The nurse gave a helpless shrug.
“Close your eyes, okay?” King said. He wanted to do a happy danceânothing had happened to his mom! Well, not yet. King couldn't wait an hour. Too many bad things could happen.
The nurse didn't close her eyes. She watched as King walked past the desk and down the hall to where his mom was on a bed, connected to the tubes that kept her alive.
The nurse didn't yell after him to stop. King had guessed right.
She
hadn't broken any rules by giving him permission. So if she didn't say anything, she wouldn't get in trouble. She had enough of a heart to want King to be with his mother.

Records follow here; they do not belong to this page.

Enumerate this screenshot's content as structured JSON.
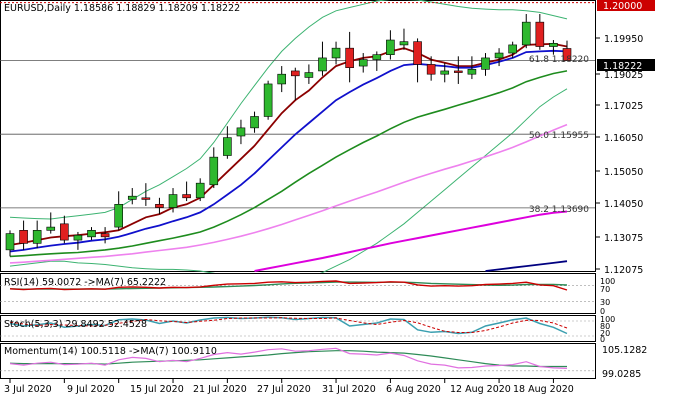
{
  "colors": {
    "bull": "#2eb82e",
    "bear": "#e02020",
    "wick": "#000000",
    "ema_red": "#8b0000",
    "ema_blue": "#1010cc",
    "ema_green": "#1e8c1e",
    "ema_violet": "#ee82ee",
    "ema_magenta": "#dd00dd",
    "ema_navy": "#000080",
    "bollinger": "#3cb371",
    "fib_line": "#555555",
    "rsi_line": "#cc0000",
    "rsi_ma": "#2e8b57",
    "stoch_k": "#3b9fb0",
    "stoch_d": "#cc0000",
    "mom_line": "#e070e0",
    "mom_ma": "#2e8b57"
  },
  "main": {
    "header": "EURUSD,Daily  1.18586 1.18829 1.18209 1.18222",
    "price_ticks": [
      "1.19950",
      "1.19025",
      "1.17025",
      "1.16050",
      "1.15050",
      "1.14050",
      "1.13075",
      "1.12075"
    ],
    "top_price_box": "1.20000",
    "current_price_box": "1.18222",
    "fib_levels": [
      "61.8 1.18220",
      "50.0 1.15955",
      "38.2 1.13690"
    ]
  },
  "rsi": {
    "header": "RSI(14) 59.0072  ->MA(7) 65.2222",
    "ticks": [
      "100",
      "70",
      "30",
      "0"
    ]
  },
  "stoch": {
    "header": "Stoch(5,3,3) 29.8492 52.4528",
    "ticks": [
      "100",
      "80",
      "20",
      "0"
    ]
  },
  "momentum": {
    "header": "Momentum(14) 100.5118  ->MA(7) 100.9110",
    "ticks": [
      "105.1282",
      "99.0285"
    ]
  },
  "date_labels": [
    "3 Jul 2020",
    "9 Jul 2020",
    "15 Jul 2020",
    "21 Jul 2020",
    "27 Jul 2020",
    "31 Jul 2020",
    "6 Aug 2020",
    "12 Aug 2020",
    "18 Aug 2020"
  ],
  "chart_data": {
    "type": "candlestick",
    "symbol": "EURUSD",
    "timeframe": "Daily",
    "ylim": [
      1.1175,
      1.2005
    ],
    "candles": [
      {
        "o": 1.124,
        "h": 1.13,
        "l": 1.122,
        "c": 1.129
      },
      {
        "o": 1.13,
        "h": 1.133,
        "l": 1.124,
        "c": 1.126
      },
      {
        "o": 1.126,
        "h": 1.133,
        "l": 1.1245,
        "c": 1.13
      },
      {
        "o": 1.13,
        "h": 1.1355,
        "l": 1.129,
        "c": 1.131
      },
      {
        "o": 1.132,
        "h": 1.1345,
        "l": 1.126,
        "c": 1.127
      },
      {
        "o": 1.127,
        "h": 1.1295,
        "l": 1.124,
        "c": 1.1285
      },
      {
        "o": 1.128,
        "h": 1.131,
        "l": 1.127,
        "c": 1.13
      },
      {
        "o": 1.129,
        "h": 1.131,
        "l": 1.126,
        "c": 1.128
      },
      {
        "o": 1.131,
        "h": 1.142,
        "l": 1.13,
        "c": 1.138
      },
      {
        "o": 1.1395,
        "h": 1.143,
        "l": 1.138,
        "c": 1.1405
      },
      {
        "o": 1.14,
        "h": 1.1445,
        "l": 1.1375,
        "c": 1.1395
      },
      {
        "o": 1.138,
        "h": 1.14,
        "l": 1.135,
        "c": 1.137
      },
      {
        "o": 1.137,
        "h": 1.143,
        "l": 1.1355,
        "c": 1.141
      },
      {
        "o": 1.141,
        "h": 1.145,
        "l": 1.139,
        "c": 1.14
      },
      {
        "o": 1.14,
        "h": 1.146,
        "l": 1.139,
        "c": 1.1445
      },
      {
        "o": 1.144,
        "h": 1.1555,
        "l": 1.143,
        "c": 1.1525
      },
      {
        "o": 1.153,
        "h": 1.162,
        "l": 1.152,
        "c": 1.1585
      },
      {
        "o": 1.159,
        "h": 1.164,
        "l": 1.1565,
        "c": 1.1615
      },
      {
        "o": 1.1615,
        "h": 1.1665,
        "l": 1.16,
        "c": 1.165
      },
      {
        "o": 1.165,
        "h": 1.176,
        "l": 1.164,
        "c": 1.175
      },
      {
        "o": 1.175,
        "h": 1.1805,
        "l": 1.1725,
        "c": 1.178
      },
      {
        "o": 1.179,
        "h": 1.18,
        "l": 1.17,
        "c": 1.1775
      },
      {
        "o": 1.177,
        "h": 1.181,
        "l": 1.175,
        "c": 1.1785
      },
      {
        "o": 1.179,
        "h": 1.188,
        "l": 1.1775,
        "c": 1.183
      },
      {
        "o": 1.183,
        "h": 1.188,
        "l": 1.181,
        "c": 1.186
      },
      {
        "o": 1.186,
        "h": 1.191,
        "l": 1.1755,
        "c": 1.18
      },
      {
        "o": 1.1805,
        "h": 1.1845,
        "l": 1.1785,
        "c": 1.1825
      },
      {
        "o": 1.1825,
        "h": 1.185,
        "l": 1.179,
        "c": 1.184
      },
      {
        "o": 1.184,
        "h": 1.1915,
        "l": 1.1825,
        "c": 1.1885
      },
      {
        "o": 1.187,
        "h": 1.192,
        "l": 1.1855,
        "c": 1.188
      },
      {
        "o": 1.188,
        "h": 1.189,
        "l": 1.1755,
        "c": 1.181
      },
      {
        "o": 1.181,
        "h": 1.1835,
        "l": 1.176,
        "c": 1.178
      },
      {
        "o": 1.178,
        "h": 1.1815,
        "l": 1.1755,
        "c": 1.179
      },
      {
        "o": 1.179,
        "h": 1.1835,
        "l": 1.175,
        "c": 1.1785
      },
      {
        "o": 1.178,
        "h": 1.1835,
        "l": 1.1765,
        "c": 1.1795
      },
      {
        "o": 1.1795,
        "h": 1.1845,
        "l": 1.1775,
        "c": 1.183
      },
      {
        "o": 1.183,
        "h": 1.186,
        "l": 1.1805,
        "c": 1.1845
      },
      {
        "o": 1.1845,
        "h": 1.188,
        "l": 1.183,
        "c": 1.187
      },
      {
        "o": 1.187,
        "h": 1.1965,
        "l": 1.186,
        "c": 1.194
      },
      {
        "o": 1.194,
        "h": 1.1965,
        "l": 1.1855,
        "c": 1.1865
      },
      {
        "o": 1.1865,
        "h": 1.1885,
        "l": 1.184,
        "c": 1.1875
      },
      {
        "o": 1.1859,
        "h": 1.1883,
        "l": 1.1821,
        "c": 1.1822
      }
    ],
    "overlays": [
      {
        "name": "ema_red",
        "values": [
          1.1255,
          1.1262,
          1.127,
          1.1278,
          1.1282,
          1.1285,
          1.129,
          1.1294,
          1.13,
          1.132,
          1.134,
          1.135,
          1.137,
          1.138,
          1.14,
          1.144,
          1.148,
          1.152,
          1.156,
          1.161,
          1.166,
          1.17,
          1.173,
          1.177,
          1.1805,
          1.182,
          1.183,
          1.1835,
          1.185,
          1.186,
          1.1845,
          1.1825,
          1.1815,
          1.1805,
          1.1805,
          1.1815,
          1.1825,
          1.184,
          1.187,
          1.1872,
          1.1873,
          1.1865
        ]
      },
      {
        "name": "ema_blue",
        "values": [
          1.1235,
          1.124,
          1.1247,
          1.1253,
          1.1258,
          1.1262,
          1.1268,
          1.1272,
          1.128,
          1.1292,
          1.1305,
          1.1315,
          1.1328,
          1.134,
          1.1355,
          1.138,
          1.141,
          1.144,
          1.1475,
          1.1515,
          1.1555,
          1.1595,
          1.163,
          1.1665,
          1.17,
          1.1725,
          1.1748,
          1.1768,
          1.179,
          1.1808,
          1.1812,
          1.1808,
          1.1805,
          1.18,
          1.18,
          1.1808,
          1.1818,
          1.183,
          1.1848,
          1.185,
          1.1852,
          1.185
        ]
      },
      {
        "name": "ema_green",
        "values": [
          1.122,
          1.1222,
          1.1225,
          1.1228,
          1.123,
          1.1232,
          1.1236,
          1.124,
          1.1245,
          1.1252,
          1.126,
          1.1268,
          1.1276,
          1.1285,
          1.1295,
          1.131,
          1.1328,
          1.1348,
          1.137,
          1.1395,
          1.142,
          1.1448,
          1.1475,
          1.15,
          1.1525,
          1.1548,
          1.157,
          1.159,
          1.1612,
          1.1632,
          1.1648,
          1.166,
          1.1672,
          1.1685,
          1.1697,
          1.171,
          1.1723,
          1.1738,
          1.1757,
          1.177,
          1.1782,
          1.179
        ]
      },
      {
        "name": "ema_violet",
        "values": [
          1.12,
          1.1202,
          1.1205,
          1.1208,
          1.1211,
          1.1214,
          1.1217,
          1.122,
          1.1224,
          1.1228,
          1.1233,
          1.1238,
          1.1243,
          1.1248,
          1.1255,
          1.1263,
          1.1272,
          1.1282,
          1.1293,
          1.1305,
          1.1318,
          1.1332,
          1.1346,
          1.136,
          1.1375,
          1.139,
          1.1404,
          1.1418,
          1.1433,
          1.1448,
          1.1462,
          1.1475,
          1.1488,
          1.15,
          1.1513,
          1.1526,
          1.154,
          1.1555,
          1.1572,
          1.159,
          1.1608,
          1.1625
        ]
      },
      {
        "name": "ema_magenta",
        "values": [
          null,
          null,
          null,
          null,
          null,
          null,
          null,
          null,
          null,
          null,
          null,
          null,
          null,
          null,
          null,
          null,
          null,
          null,
          1.1175,
          1.1183,
          1.1191,
          1.1199,
          1.1207,
          1.1215,
          1.1224,
          1.1233,
          1.1242,
          1.1251,
          1.126,
          1.1268,
          1.1276,
          1.1284,
          1.1292,
          1.13,
          1.1308,
          1.1316,
          1.1324,
          1.1332,
          1.134,
          1.1348,
          1.1354,
          1.1358
        ]
      },
      {
        "name": "ema_navy",
        "values": [
          null,
          null,
          null,
          null,
          null,
          null,
          null,
          null,
          null,
          null,
          null,
          null,
          null,
          null,
          null,
          null,
          null,
          null,
          null,
          null,
          null,
          null,
          null,
          null,
          null,
          null,
          null,
          null,
          null,
          null,
          null,
          null,
          null,
          null,
          null,
          1.1175,
          1.118,
          1.1185,
          1.119,
          1.1195,
          1.12,
          1.1205
        ]
      }
    ],
    "bollinger": {
      "upper": [
        1.134,
        1.1338,
        1.1336,
        1.1335,
        1.134,
        1.1345,
        1.135,
        1.1355,
        1.137,
        1.1395,
        1.142,
        1.144,
        1.1465,
        1.149,
        1.152,
        1.157,
        1.163,
        1.169,
        1.1745,
        1.18,
        1.185,
        1.189,
        1.1925,
        1.1955,
        1.1975,
        1.1985,
        1.1995,
        1.2005,
        1.201,
        1.201,
        1.2008,
        1.2002,
        1.1995,
        1.1988,
        1.1983,
        1.198,
        1.1978,
        1.1978,
        1.1975,
        1.197,
        1.196,
        1.195
      ],
      "lower": [
        1.119,
        1.1195,
        1.12,
        1.1205,
        1.1205,
        1.12,
        1.1198,
        1.1195,
        1.119,
        1.1185,
        1.1182,
        1.118,
        1.118,
        1.1178,
        1.1175,
        1.1168,
        1.116,
        1.115,
        1.1145,
        1.114,
        1.114,
        1.1145,
        1.1155,
        1.117,
        1.119,
        1.121,
        1.1235,
        1.126,
        1.129,
        1.132,
        1.1355,
        1.139,
        1.1425,
        1.146,
        1.1495,
        1.153,
        1.1565,
        1.16,
        1.164,
        1.168,
        1.171,
        1.1735
      ]
    },
    "fibonacci": [
      {
        "level": "61.8",
        "price": 1.1822
      },
      {
        "level": "50.0",
        "price": 1.15955
      },
      {
        "level": "38.2",
        "price": 1.1369
      }
    ],
    "rsi": {
      "last": 59.0072,
      "ma_last": 65.2222,
      "ylim": [
        0,
        100
      ],
      "values": [
        62,
        60,
        62,
        63,
        60,
        61,
        62,
        61,
        66,
        67,
        66,
        64,
        66,
        65,
        67,
        71,
        74,
        75,
        76,
        79,
        80,
        78,
        79,
        81,
        82,
        76,
        77,
        78,
        80,
        79,
        72,
        69,
        70,
        69,
        70,
        73,
        74,
        76,
        79,
        72,
        70,
        59
      ]
    },
    "stochastic": {
      "k_last": 29.8492,
      "d_last": 52.4528,
      "ylim": [
        0,
        100
      ],
      "k": [
        70,
        60,
        65,
        72,
        55,
        60,
        66,
        62,
        85,
        88,
        84,
        70,
        80,
        72,
        84,
        92,
        94,
        90,
        92,
        95,
        93,
        86,
        90,
        94,
        93,
        60,
        66,
        72,
        88,
        86,
        45,
        35,
        38,
        30,
        35,
        60,
        72,
        85,
        92,
        70,
        55,
        30
      ],
      "d": [
        75,
        68,
        62,
        66,
        64,
        62,
        60,
        63,
        71,
        78,
        86,
        81,
        78,
        74,
        79,
        83,
        90,
        92,
        92,
        92,
        93,
        91,
        90,
        90,
        92,
        82,
        73,
        66,
        75,
        82,
        73,
        55,
        39,
        34,
        34,
        42,
        56,
        72,
        83,
        82,
        72,
        52
      ]
    },
    "momentum": {
      "last": 100.5118,
      "ma_last": 100.911,
      "ylim": [
        98.5,
        105.6
      ],
      "values": [
        101.5,
        101.2,
        101.6,
        101.8,
        101.3,
        101.4,
        101.6,
        101.2,
        102.3,
        102.8,
        102.6,
        101.9,
        102.2,
        101.9,
        102.6,
        103.4,
        103.8,
        103.5,
        103.9,
        104.4,
        104.6,
        104.1,
        104.2,
        104.5,
        104.7,
        103.6,
        103.5,
        103.3,
        103.7,
        103.2,
        102.1,
        101.4,
        101.2,
        100.6,
        100.7,
        101.0,
        101.1,
        101.3,
        101.9,
        100.9,
        100.6,
        100.5
      ],
      "ma": [
        101.6,
        101.5,
        101.5,
        101.5,
        101.5,
        101.5,
        101.5,
        101.4,
        101.6,
        101.8,
        101.9,
        102.0,
        102.1,
        102.2,
        102.3,
        102.5,
        102.7,
        102.9,
        103.1,
        103.3,
        103.6,
        103.8,
        104.0,
        104.1,
        104.2,
        104.2,
        104.1,
        103.9,
        103.8,
        103.7,
        103.4,
        103.1,
        102.7,
        102.3,
        101.9,
        101.5,
        101.2,
        101.0,
        101.0,
        100.9,
        100.9,
        100.9
      ]
    }
  }
}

Of course, King thought, if the nurse knew what he intended to do in the room with those handcuffs, that would have been a different story. Lights would be flashing and horns would be blaring and a full team of security guards would be dashing down the hall to stop him.
At the doorway, King paused. He knew the sight of his mom laying there in helplessness would hammer his heart like an anvil thrown against his chest.
And it did.
King set his jaw hard and walked into the room. Ella had lost weight, and her cheekbones pressed against tight skin. He was glad her hair looked nice. Someone had washed it and brushed it. That was a good sign they were taking care of everything. Especially the stuff that mattered. Like turning her over enough to keep her from getting bedsores. Like exercising her legs and arms.
Her breathing was soft as he leaned in to kiss her cheek.
It reminded him of Mack's story about going into the room when King was a baby to listen to King breathe just so he knew King was alive.
King kissed Ella on the cheek and whispered into her ear. “I love you, Mom. Wake up soon, okay?”
He pulled up a chair to a comfortable position near the bed. He noted with satisfaction that the side bar of the hospital bed formed a
railing with a long rectangle. It meant that when he clicked half of the handcuffs around the railing, there was no way to slide them loose.
He locked his wrist into the second half of the handcuffs.
The key was somewhere in a garbage can outside the hospital. Until they brought in a welding unit to cut the side rail of the bed, he was stuck in this room.
King reached into his pocket with his free hand and pulled out Blake's iPhone. He dialed a number that he'd memorized.
When a woman's voice answered, King said, “Hello. I'd like to speak to Warden Murdoch. Please tell him it's the Lyon King.”
“King,” Murdoch said 30 seconds later, “it's great to hear from you. Things are well?”